Synopsis

Large tax disputes for ecommerce marketplaces usually arise from certain recurring issues, such as companies treating customer discounts and incentives as business expenses, thereby reducing taxable profits. In certain earlier cases, the tax authorities have argued that some of these payments should not be fully deducted or should be treated differently.

Ecommerce marketplace Meesho, which went public in December, has received a tax demand of nearly Rs 1,500 crore from the income tax department for allegedly under-reporting its income in the financial year 2022-23, according to a regulatory filing made with the stock exchanges.

Meesho said that it was evaluating the order and that the demand notice did not have any major adverse impact on its financials.

“As per the assessment order… the income tax department has made certain additions/adjustments to the income reported by the company,” Meesho said in its filing. The amount also includes interest on the unpaid taxes.

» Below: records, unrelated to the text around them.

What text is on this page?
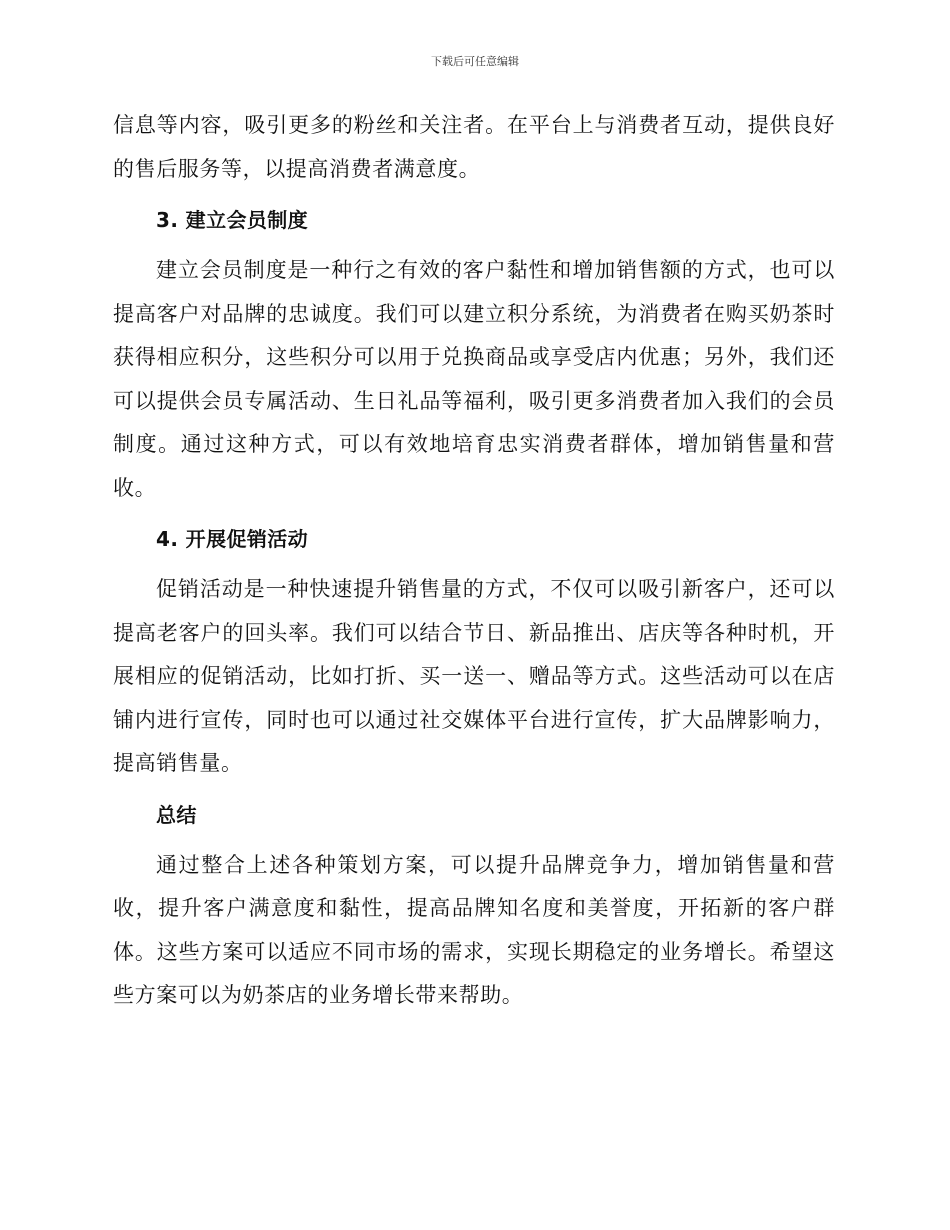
下载后可任意编辑

信息等内容，吸引更多的粉丝和关注者。在平台上与消费者互动，提供良好的售后服务等，以提高消费者满意度。

3. 建立会员制度

建立会员制度是一种行之有效的客户黏性和增加销售额的方式，也可以提高客户对品牌的忠诚度。我们可以建立积分系统，为消费者在购买奶茶时获得相应积分，这些积分可以用于兑换商品或享受店内优惠；另外，我们还可以提供会员专属活动、生日礼品等福利，吸引更多消费者加入我们的会员制度。通过这种方式，可以有效地培育忠实消费者群体，增加销售量和营收。

4. 开展促销活动

促销活动是一种快速提升销售量的方式，不仅可以吸引新客户，还可以提高老客户的回头率。我们可以结合节日、新品推出、店庆等各种时机，开展相应的促销活动，比如打折、买一送一、赠品等方式。这些活动可以在店铺内进行宣传，同时也可以通过社交媒体平台进行宣传，扩大品牌影响力，提高销售量。

总结

通过整合上述各种策划方案，可以提升品牌竞争力，增加销售量和营收，提升客户满意度和黏性，提高品牌知名度和美誉度，开拓新的客户群体。这些方案可以适应不同市场的需求，实现长期稳定的业务增长。希望这些方案可以为奶茶店的业务增长带来帮助。
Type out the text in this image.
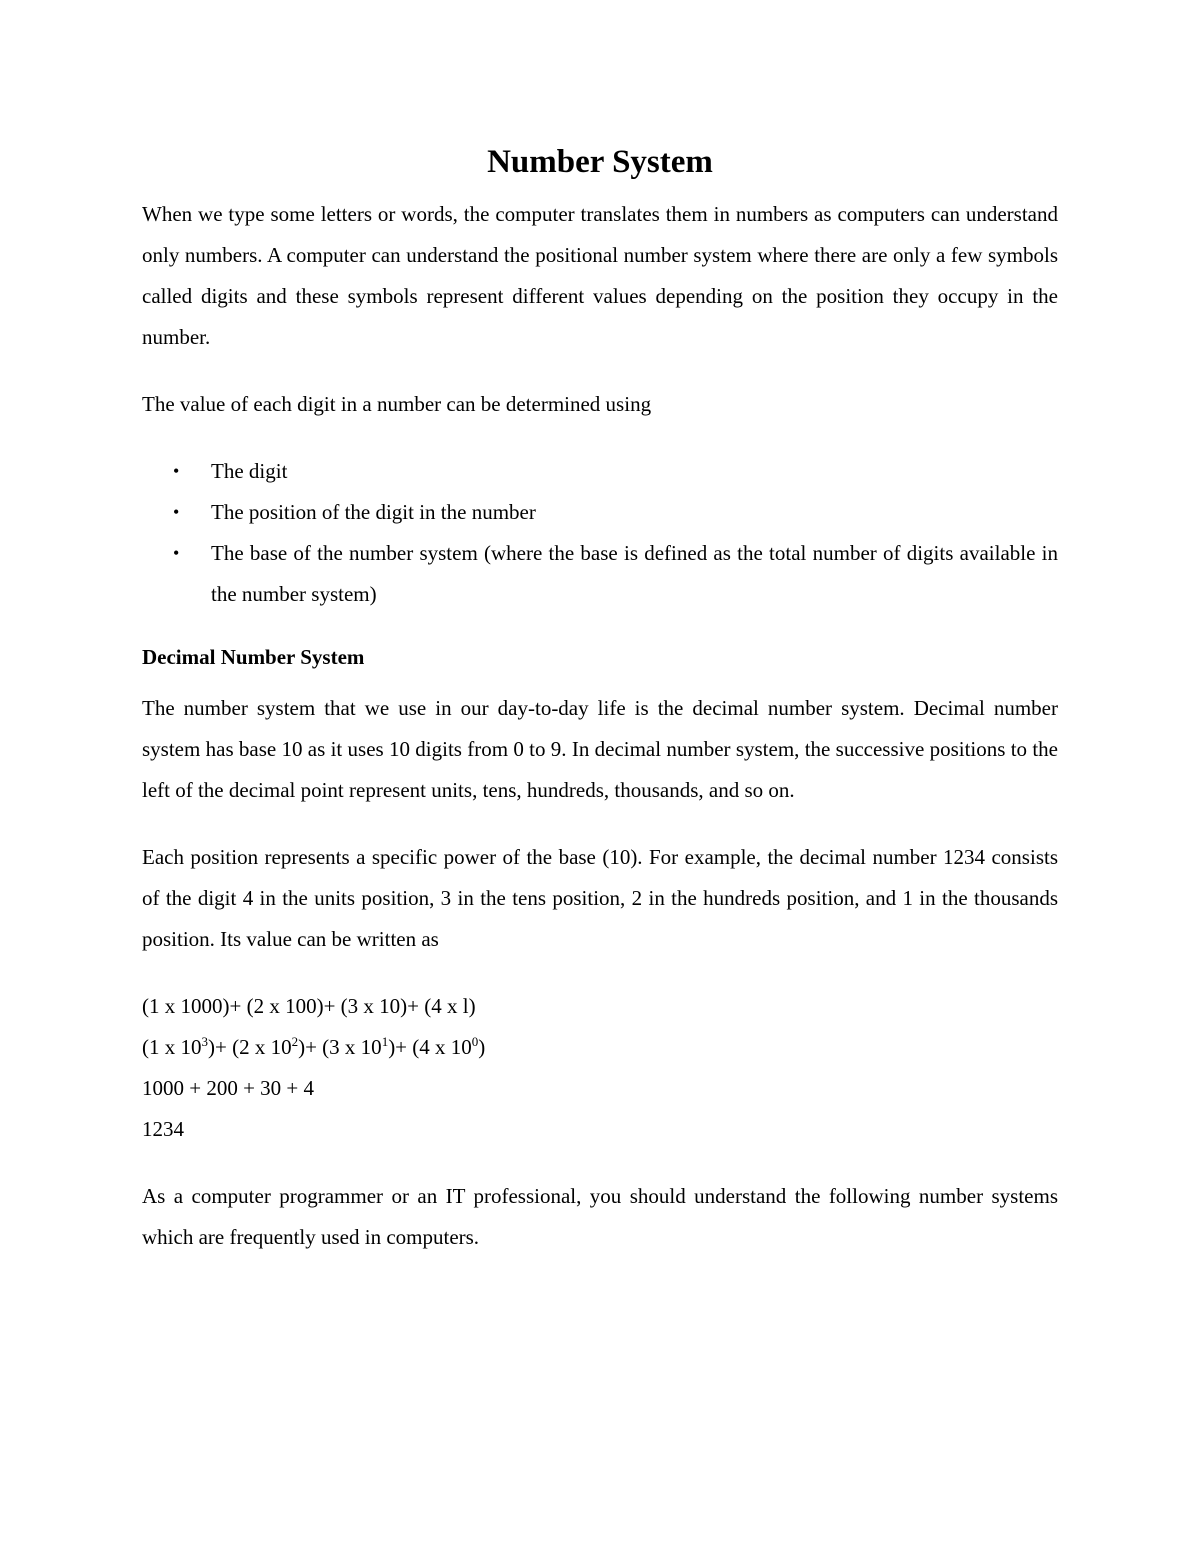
Number System

When we type some letters or words, the computer translates them in numbers as computers can understand only numbers. A computer can understand the positional number system where there are only a few symbols called digits and these symbols represent different values depending on the position they occupy in the number.

The value of each digit in a number can be determined using

• The digit
• The position of the digit in the number
• The base of the number system (where the base is defined as the total number of digits available in the number system)
Decimal Number System

The number system that we use in our day-to-day life is the decimal number system. Decimal number system has base 10 as it uses 10 digits from 0 to 9. In decimal number system, the successive positions to the left of the decimal point represent units, tens, hundreds, thousands, and so on.

Each position represents a specific power of the base (10). For example, the decimal number 1234 consists of the digit 4 in the units position, 3 in the tens position, 2 in the hundreds position, and 1 in the thousands position. Its value can be written as

(1 x 1000)+ (2 x 100)+ (3 x 10)+ (4 x l)

(1 x $10^3)+ (2$ x $10^2)+ (3$ x $10^1)+ (4$ x $10^0$)

1000 + 200 + 30 + 4

1234

As a computer programmer or an IT professional, you should understand the following number systems which are frequently used in computers.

Large tax disputes for ecommerce marketplaces usually arise from a few recurring issues. While Meesho’s disclosure does not specify the exact adjustment, the most common reasons include such companies treating customer discounts and incentives as business expenses, thereby reducing taxable profits. Tax authorities have, in earlier cases, argued that some of these payments should not be fully deducted, or should be treated differently.

Meesho said it had earlier received a similar tax notice for fiscal 2022, which the company had challenged in court. In its IPO prospectus, the ecommerce platform disclosed that the income tax department issued a show-cause notice on January 25, 2025, for the assessment year 2022-23, asking the company to explain certain proposed adjustments to its tax filings. A financial year is the period in which income is earned (April-March), while the assessment year is the following year when that income is reviewed and taxed by the authorities.

These adjustments included the possible disallowance of some advertisement and communication expenses, the tax treatment of mark-to-market gains on forward contracts, and issues related to tax deducted at source (TDS) on certain foreign remittances. Meesho responded to the notice on February 7, 2025, submitting additional information and seeking a hearing.

However, on March 13 last year, the direct tax authority issued a series of orders — including an assessment order and demand notice — raising a tax demand of Rs 572 crore.

The company challenged these orders in the Karnataka High Court on April 9, arguing that the assessment was flawed and violated principles of natural justice. On April 17, the high court granted an interim stay on the tax demand, and the matter remains pending before the court.

“The company is currently evaluating the assessment order and does not concur with the observations and adjustments made…The company believes that it has adequate legal and factual grounds to contest the same and is taking necessary steps to protect its interest,” it said in the latest exchange filing.

Meesho reported a 13-fold jump in net losses for the October-December quarter, at Rs 491 crore, while operating revenue rose 31% to Rs 3,517 crore.

On Friday, Meesho’s shares closed at Rs 159.1, up 0.4% on the BSE.